TCF's first-quarter results meet expectations. Chairman Bill Cooper said the firm "hit on all pistons."
TCF profits surge; CEO says bank ‘hit on all pistons’
- Article by: Jennifer Bjorhus
- Star Tribune
- April 23, 2014 - 5:52 AM
Strong gains in leasing and equipment finance and from selling off bundles of auto and home loans propelled TCF Financial Corp. profits in the first quarter.
The bank’s earnings jumped more than 50 percent to $40 million, or 24 cents per share, beating Wall Street’s consensus estimate by a penny a share. TCF shares rose just over 2 percent to close at $16.36.
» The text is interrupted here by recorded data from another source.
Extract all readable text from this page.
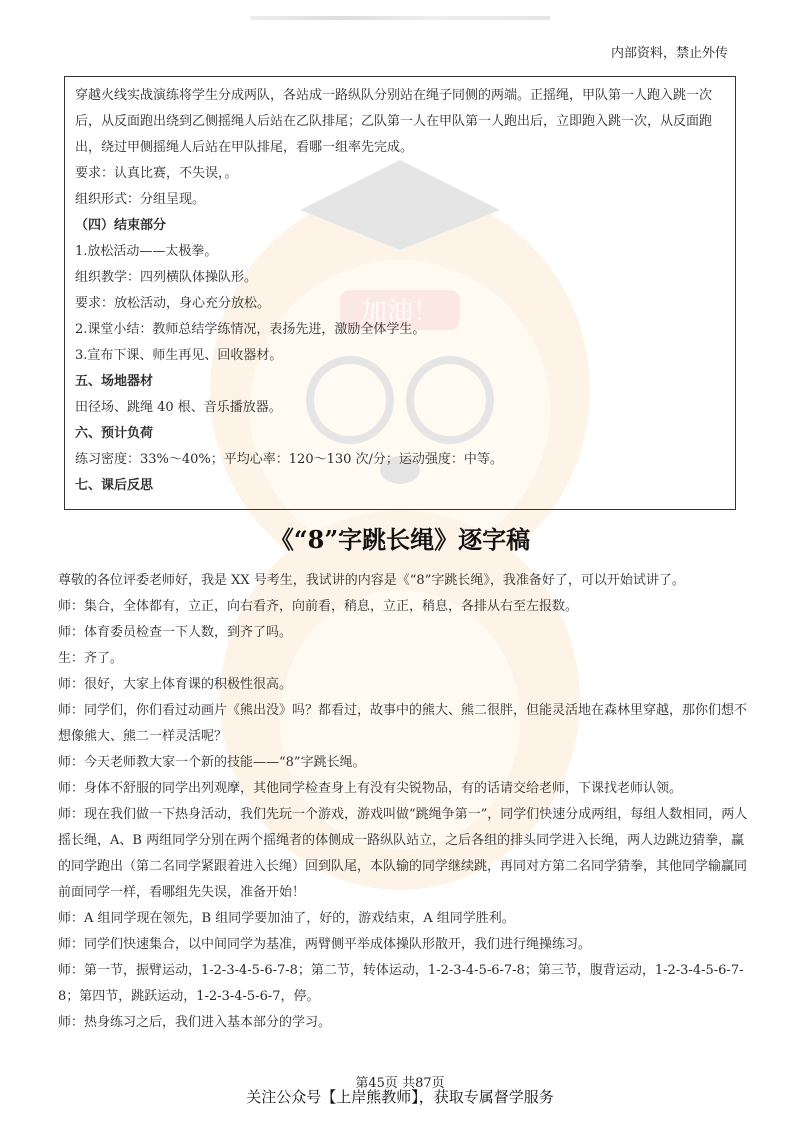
加油！
内部资料，禁止外传

穿越火线实战演练将学生分成两队，各站成一路纵队分别站在绳子同侧的两端。正摇绳，甲队第一人跑入跳一次后，从反面跑出绕到乙侧摇绳人后站在乙队排尾；乙队第一人在甲队第一人跑出后，立即跑入跳一次，从反面跑出，绕过甲侧摇绳人后站在甲队排尾，看哪一组率先完成。

要求：认真比赛，不失误，。

组织形式：分组呈现。

（四）结束部分

1.放松活动——太极拳。

组织教学：四列横队体操队形。

要求：放松活动，身心充分放松。

2.课堂小结：教师总结学练情况，表扬先进，激励全体学生。

3.宣布下课、师生再见、回收器材。

五、场地器材

田径场、跳绳 40 根、音乐播放器。

六、预计负荷

练习密度：33%～40%；平均心率：120～130 次/分；运动强度：中等。

七、课后反思

《“8”字跳长绳》逐字稿

尊敬的各位评委老师好，我是 XX 号考生，我试讲的内容是《“8”字跳长绳》，我准备好了，可以开始试讲了。

师：集合，全体都有，立正，向右看齐，向前看，稍息，立正，稍息，各排从右至左报数。

师：体育委员检查一下人数，到齐了吗。

生：齐了。

师：很好，大家上体育课的积极性很高。

师：同学们，你们看过动画片《熊出没》吗？都看过，故事中的熊大、熊二很胖，但能灵活地在森林里穿越，那你们想不想像熊大、熊二一样灵活呢？

师：今天老师教大家一个新的技能——“8”字跳长绳。

师：身体不舒服的同学出列观摩，其他同学检查身上有没有尖锐物品，有的话请交给老师，下课找老师认领。

师：现在我们做一下热身活动，我们先玩一个游戏，游戏叫做“跳绳争第一”，同学们快速分成两组，每组人数相同，两人摇长绳，A、B 两组同学分别在两个摇绳者的体侧成一路纵队站立，之后各组的排头同学进入长绳，两人边跳边猜拳，赢的同学跑出（第二名同学紧跟着进入长绳）回到队尾，本队输的同学继续跳，再同对方第二名同学猜拳，其他同学输赢同前面同学一样，看哪组先失误，准备开始！

师：A 组同学现在领先，B 组同学要加油了，好的，游戏结束，A 组同学胜利。

师：同学们快速集合，以中间同学为基准，两臂侧平举成体操队形散开，我们进行绳操练习。

师：第一节，振臂运动，1-2-3-4-5-6-7-8；第二节，转体运动，1-2-3-4-5-6-7-8；第三节，腹背运动，1-2-3-4-5-6-7-8；第四节，跳跃运动，1-2-3-4-5-6-7，停。

师：热身练习之后，我们进入基本部分的学习。

第45页 共87页
关注公众号【上岸熊教师】，获取专属督学服务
“TCF pretty much hit on all pistons in this quarter,” TCF Chief Executive William Cooper told analysts.
It’s been two years now since the Wayzata-based lender overhauled its balance sheet and changed course, a strategy to diversify that involved adding a national auto finance business and building specialty finance operations, shifting from its historical reliance on consumer banking fees.
Unlike its larger Twin Cities rivals, both sides of TCF’s business grew. Net interest income generated by loans and investments rose 1.1 percent from a year ago. Strong gains in leasing and equipment finance and from selling multiple bundles of auto loans and consumer real estate loans powered total noninterest income, which jumped nearly 12 percent from a year ago.
The bank said it’s been adding about 500 car dealers a quarter for the past year as it builds up its auto finance business, a pace it expects will continue for several more quarters. As a result, the bank nearly doubled its average volume of auto finance loans from a year ago to $1.3 billion in the first quarter.
The loan-selling strategy may not last forever, “but in the near term to medium term it looks pretty good,” said Jon Arfstrom, a bank analyst with RBC Capital Markets in Minneapolis.
“The reinvented business model is showing through,” Arfstrom said.
With its supermarket branches, TCF remains a checking account king and, in the latest quarter, those accounts grew 4.8 percent from a year ago, hitting $5 billion.
Earlier this month, the bank announced that it was exiting the TCF Tower and Bank Building in downtown Minneapolis and moving about 1,500 employees to a new campus in Plymouth. The exit will shrink TCF’s presence in downtown Minneapolis to a single branch.
The bank is the state’s third-largest by deposits, and the consolidation isn’t expected to reduce TCF’s Minnesota head count of about 3,000 people.